The Family Cap

Probes a repeal of the New Jersey Family Cap and a reformation of the New Jersey welfare policies in general.

In 1993, New Jersey became the first state to introduce the so-called Family Cap in state welfare policy, under which the state no longer awards cash assistance payments to women who have more children while on welfare. Since 1993, twenty-two other states have enacted similar laws. In January of 2003, the American Civil Liberties Union (ACLU) acted on behalf of New Jersey welfare recipients by taking the Family Cap provision to the State Supreme Court, arguing that it violated the Constitution of New Jersey.

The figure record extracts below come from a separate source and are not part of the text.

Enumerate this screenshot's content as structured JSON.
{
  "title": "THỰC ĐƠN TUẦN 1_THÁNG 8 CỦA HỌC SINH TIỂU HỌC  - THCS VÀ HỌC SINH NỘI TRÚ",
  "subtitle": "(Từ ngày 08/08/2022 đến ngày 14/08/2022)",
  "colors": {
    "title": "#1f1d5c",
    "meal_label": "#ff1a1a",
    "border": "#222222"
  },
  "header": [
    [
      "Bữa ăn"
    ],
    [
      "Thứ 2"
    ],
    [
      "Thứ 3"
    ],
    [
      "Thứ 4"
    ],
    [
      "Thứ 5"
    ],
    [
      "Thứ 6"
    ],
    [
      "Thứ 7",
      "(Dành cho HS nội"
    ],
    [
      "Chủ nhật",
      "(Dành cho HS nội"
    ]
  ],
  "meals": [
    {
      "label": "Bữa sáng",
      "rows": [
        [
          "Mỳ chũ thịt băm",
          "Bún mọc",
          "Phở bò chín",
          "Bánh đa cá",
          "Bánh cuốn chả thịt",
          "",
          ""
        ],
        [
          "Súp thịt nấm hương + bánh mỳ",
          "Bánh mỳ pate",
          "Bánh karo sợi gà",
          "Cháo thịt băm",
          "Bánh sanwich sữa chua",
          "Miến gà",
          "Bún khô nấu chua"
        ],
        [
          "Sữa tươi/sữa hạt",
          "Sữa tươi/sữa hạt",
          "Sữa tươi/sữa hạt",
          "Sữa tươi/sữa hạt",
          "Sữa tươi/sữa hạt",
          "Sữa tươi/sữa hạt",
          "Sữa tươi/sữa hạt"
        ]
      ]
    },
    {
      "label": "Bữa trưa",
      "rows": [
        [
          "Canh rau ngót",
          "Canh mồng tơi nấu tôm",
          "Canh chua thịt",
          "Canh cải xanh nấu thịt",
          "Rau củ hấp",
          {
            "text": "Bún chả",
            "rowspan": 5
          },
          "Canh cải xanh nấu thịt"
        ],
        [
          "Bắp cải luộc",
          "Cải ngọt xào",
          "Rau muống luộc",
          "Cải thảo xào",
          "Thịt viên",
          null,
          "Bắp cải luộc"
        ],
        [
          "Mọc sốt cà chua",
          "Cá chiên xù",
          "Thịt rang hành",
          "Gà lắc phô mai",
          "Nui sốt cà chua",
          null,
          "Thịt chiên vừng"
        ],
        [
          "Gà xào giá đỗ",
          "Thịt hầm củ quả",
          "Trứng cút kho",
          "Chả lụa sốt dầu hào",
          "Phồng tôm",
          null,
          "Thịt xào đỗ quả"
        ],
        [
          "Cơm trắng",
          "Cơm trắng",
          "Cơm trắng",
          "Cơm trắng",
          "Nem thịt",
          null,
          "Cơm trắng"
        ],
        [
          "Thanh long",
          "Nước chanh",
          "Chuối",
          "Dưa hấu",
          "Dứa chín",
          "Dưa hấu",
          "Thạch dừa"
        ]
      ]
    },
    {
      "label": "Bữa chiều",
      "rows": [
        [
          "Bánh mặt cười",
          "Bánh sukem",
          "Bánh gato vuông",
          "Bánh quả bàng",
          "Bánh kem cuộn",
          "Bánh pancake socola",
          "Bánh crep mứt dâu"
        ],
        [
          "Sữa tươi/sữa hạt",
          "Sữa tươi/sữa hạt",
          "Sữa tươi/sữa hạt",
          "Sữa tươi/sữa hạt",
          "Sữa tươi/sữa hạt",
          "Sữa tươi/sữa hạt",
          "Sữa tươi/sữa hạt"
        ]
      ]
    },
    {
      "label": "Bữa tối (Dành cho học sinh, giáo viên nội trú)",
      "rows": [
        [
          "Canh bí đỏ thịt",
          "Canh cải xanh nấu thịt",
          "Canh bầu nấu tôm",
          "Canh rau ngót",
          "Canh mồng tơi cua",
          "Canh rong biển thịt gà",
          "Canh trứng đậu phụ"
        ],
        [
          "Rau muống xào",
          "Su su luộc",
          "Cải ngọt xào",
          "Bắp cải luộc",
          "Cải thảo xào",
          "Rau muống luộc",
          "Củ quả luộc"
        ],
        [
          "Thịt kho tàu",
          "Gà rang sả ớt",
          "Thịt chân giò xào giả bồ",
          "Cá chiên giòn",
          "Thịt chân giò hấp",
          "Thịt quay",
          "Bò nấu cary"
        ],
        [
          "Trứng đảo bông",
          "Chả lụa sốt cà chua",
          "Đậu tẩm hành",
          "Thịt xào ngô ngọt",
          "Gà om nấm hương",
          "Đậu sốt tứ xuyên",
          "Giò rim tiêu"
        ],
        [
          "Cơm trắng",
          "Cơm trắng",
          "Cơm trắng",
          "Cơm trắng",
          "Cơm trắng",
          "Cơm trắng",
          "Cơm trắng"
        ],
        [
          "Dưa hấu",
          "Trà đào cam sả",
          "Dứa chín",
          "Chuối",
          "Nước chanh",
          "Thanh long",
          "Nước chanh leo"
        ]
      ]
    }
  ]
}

However, the Supreme Court of New Jersey upheld the original Family Cap decision, claiming it did not violate any existing constitutional laws in the state. This paper argues that the Family Cap, designed to penalize unwise family planning, results in unethical and discriminatory practices. The paper proposes a repeal of the Family Cap and a reformation of the New Jersey welfare policies.
“Although some studies suggest that birth rates have declined due to the Family Cap, a closer examination of the research shows that birth rates declined universally before the Cap was instated (Donovan; Levin-Epstein). In fact, the Rutgers studies outlined by Levin-Epstein do not exhibit any clear positive results stemming from the instatement of the Family Cap. Furthermore, those in favor of the Cap imagine that it will help welfare recipients become more financially independent by decreasing their reliance on government assistance. However, the Cap only hurts children born to poor mothers and is therefore unethical and discriminatory.”